In the present study, we used NGS to identify SNPs of the NFATC2 and NFATC4 genes that are associated with AR following renal transplant. Our findings indicated that the SNP rs2426295 on the NFATC2 gene showed a significant correlation with the occurrence of post-transplantation AR episodes in renal transplant patients. This finding implies that recipients carrying the AC genotype may be at a higher risk of AR after kidney transplantation than those with the AA genotype; thus, the variation from A to C in the rs2426295 SNP may influence transcription of the NFATC2 gene and positively contribute to the activation of T cells. Consistent with our findings, a genome-based trial observed that the NFATC2 variant rs6021191 is associated with the risk of asparaginase hypersensitivity, and that inhibition of NFATC2 might mitigate sensitization to asparaginase [26]. Combined with the present findings, this provides genetic evidence for the role of NFATC2 in the regulation of T-cell activation and immune responses.

In our study, we did not observe any statistical difference in the frequency of rs10141896 or other SNPs of the NFATC4 gene between the two groups. However, there is direct evidence to show that the expression of NFATC4 mRNA is significantly increased in patients with renal allograft dysfunction caused by chronic rejection [27]. This difference could be explained by the ethnicity of the patients in both studies and the small sample size in the present study. However, one study has shown that the rs10141896 T variant on the NFATC4 gene was associated with a lower accumulative incidence of new-onset diabetes after transplantation (NODAT), and that patients carrying a tagging SNP for one of the five dominant NFATC4 haplotypes, T-T-T-T-G, had a reduced risk of NODAT [28]. Thus, there is no clear finding about the role of NFATC4 genetic polymorphisms in the regulation of immune responses in renal transplant recipients. To further investigate the role of NFATC4 in the risk of AR, a large-scale multi-center clinical trial should be designed and carried out.

Our study revealed the potentially significant effect of the NFATC2 gene on the pathogenesis of rejection following the kidney transplantation, in which the mutation of NFATC2 rs2426295 contributed to the protection of allograft. This finding could provide the novel insight to the research of rejection in vivo and in vitro.
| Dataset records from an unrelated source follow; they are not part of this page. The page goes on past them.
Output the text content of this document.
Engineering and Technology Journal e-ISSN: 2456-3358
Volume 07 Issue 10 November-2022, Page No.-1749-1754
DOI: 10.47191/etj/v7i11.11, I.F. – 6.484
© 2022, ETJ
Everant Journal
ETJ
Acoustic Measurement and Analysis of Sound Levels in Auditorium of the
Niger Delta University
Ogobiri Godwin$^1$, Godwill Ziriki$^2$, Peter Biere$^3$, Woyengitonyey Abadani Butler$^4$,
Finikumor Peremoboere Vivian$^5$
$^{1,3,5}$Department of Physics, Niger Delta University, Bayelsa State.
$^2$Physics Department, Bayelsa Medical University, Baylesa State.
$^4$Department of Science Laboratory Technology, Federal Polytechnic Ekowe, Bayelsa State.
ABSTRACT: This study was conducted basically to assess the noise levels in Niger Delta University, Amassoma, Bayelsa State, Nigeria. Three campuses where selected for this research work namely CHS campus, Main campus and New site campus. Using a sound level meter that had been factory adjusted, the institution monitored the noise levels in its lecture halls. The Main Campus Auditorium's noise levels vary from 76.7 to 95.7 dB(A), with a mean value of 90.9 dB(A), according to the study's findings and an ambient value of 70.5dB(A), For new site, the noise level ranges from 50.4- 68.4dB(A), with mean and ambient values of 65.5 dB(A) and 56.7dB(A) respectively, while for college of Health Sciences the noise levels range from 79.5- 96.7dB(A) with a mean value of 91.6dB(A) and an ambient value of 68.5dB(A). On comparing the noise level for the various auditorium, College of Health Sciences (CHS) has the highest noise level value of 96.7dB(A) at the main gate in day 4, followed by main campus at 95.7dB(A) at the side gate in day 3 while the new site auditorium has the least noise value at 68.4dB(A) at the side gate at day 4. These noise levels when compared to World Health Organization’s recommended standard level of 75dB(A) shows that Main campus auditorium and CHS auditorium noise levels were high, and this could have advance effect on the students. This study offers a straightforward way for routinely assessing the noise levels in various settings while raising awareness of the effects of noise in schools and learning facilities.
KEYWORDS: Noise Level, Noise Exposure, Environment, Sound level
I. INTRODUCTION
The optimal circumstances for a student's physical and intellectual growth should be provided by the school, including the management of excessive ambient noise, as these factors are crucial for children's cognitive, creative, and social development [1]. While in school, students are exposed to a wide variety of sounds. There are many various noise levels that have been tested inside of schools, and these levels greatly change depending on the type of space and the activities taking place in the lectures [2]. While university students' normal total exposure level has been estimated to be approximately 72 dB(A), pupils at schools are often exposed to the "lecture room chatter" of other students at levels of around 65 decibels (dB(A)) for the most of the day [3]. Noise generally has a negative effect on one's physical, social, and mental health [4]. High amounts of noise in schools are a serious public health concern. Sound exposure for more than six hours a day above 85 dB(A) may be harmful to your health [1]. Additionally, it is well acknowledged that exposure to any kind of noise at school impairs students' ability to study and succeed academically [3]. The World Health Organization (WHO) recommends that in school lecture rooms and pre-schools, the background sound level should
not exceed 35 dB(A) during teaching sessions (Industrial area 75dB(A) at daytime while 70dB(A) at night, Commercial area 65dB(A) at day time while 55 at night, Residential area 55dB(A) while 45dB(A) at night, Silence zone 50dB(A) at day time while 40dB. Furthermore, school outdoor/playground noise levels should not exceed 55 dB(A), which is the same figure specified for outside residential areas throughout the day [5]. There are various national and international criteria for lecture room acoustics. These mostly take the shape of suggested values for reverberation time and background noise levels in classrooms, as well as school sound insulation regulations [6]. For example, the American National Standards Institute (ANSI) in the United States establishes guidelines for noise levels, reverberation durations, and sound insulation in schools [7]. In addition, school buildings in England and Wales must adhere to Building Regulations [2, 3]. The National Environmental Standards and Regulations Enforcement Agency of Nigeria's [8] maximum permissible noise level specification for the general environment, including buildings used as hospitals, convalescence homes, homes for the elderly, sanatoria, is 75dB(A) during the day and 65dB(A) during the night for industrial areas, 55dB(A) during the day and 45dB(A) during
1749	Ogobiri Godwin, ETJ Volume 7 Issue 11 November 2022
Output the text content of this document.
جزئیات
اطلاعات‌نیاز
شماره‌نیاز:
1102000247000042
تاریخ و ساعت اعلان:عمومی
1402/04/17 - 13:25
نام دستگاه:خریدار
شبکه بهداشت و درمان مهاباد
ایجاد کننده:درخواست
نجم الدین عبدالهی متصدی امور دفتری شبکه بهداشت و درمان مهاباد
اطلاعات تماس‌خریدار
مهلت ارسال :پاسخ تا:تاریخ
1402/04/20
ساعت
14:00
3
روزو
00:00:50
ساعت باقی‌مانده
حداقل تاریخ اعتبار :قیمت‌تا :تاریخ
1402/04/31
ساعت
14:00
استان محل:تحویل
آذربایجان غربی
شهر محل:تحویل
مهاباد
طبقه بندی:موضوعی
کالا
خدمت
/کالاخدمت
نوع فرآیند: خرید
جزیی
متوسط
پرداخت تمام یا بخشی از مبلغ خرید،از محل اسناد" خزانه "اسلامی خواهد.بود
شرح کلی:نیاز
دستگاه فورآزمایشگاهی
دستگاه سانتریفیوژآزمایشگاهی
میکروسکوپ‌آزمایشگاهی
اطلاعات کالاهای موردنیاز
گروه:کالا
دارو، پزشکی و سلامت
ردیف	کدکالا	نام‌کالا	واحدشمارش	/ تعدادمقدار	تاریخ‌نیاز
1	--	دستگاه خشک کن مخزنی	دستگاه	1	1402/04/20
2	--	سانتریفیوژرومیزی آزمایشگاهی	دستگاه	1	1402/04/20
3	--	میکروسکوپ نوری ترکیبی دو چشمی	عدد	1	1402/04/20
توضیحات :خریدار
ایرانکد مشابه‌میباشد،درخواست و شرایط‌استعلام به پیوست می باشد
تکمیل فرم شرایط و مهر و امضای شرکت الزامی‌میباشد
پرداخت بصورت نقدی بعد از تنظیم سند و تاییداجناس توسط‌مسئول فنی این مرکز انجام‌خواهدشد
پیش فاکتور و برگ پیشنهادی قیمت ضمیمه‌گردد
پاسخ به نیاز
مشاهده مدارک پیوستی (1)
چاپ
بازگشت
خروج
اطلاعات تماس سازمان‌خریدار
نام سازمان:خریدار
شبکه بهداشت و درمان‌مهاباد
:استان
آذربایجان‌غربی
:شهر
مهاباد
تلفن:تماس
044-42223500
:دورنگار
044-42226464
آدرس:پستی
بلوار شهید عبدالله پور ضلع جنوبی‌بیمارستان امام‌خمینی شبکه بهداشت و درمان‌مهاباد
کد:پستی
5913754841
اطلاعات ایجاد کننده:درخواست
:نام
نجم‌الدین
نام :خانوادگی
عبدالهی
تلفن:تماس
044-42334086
Meanwhile, we are also aware of the shortage of our study, and further well-designed study, including the large-scale confirmation of this mutation on NFATC2 gene and the functional experiments in vitro, are in progress to validate our findings in this manuscript.

In summary, in the present retrospective case–control study, we identified 71 NFATC2/NFATC4 SNPs using the NGS technology. Moreover, rs2426295 on the NFATC2 gene was found to be statistically correlated with the risk of AR episodes following kidney transplantation. And patients with AA genotypes in rs2426295 are inclined to suffer from AR pathogenesis. To confirm our findings, a large-scale, well-designed study should be conducted.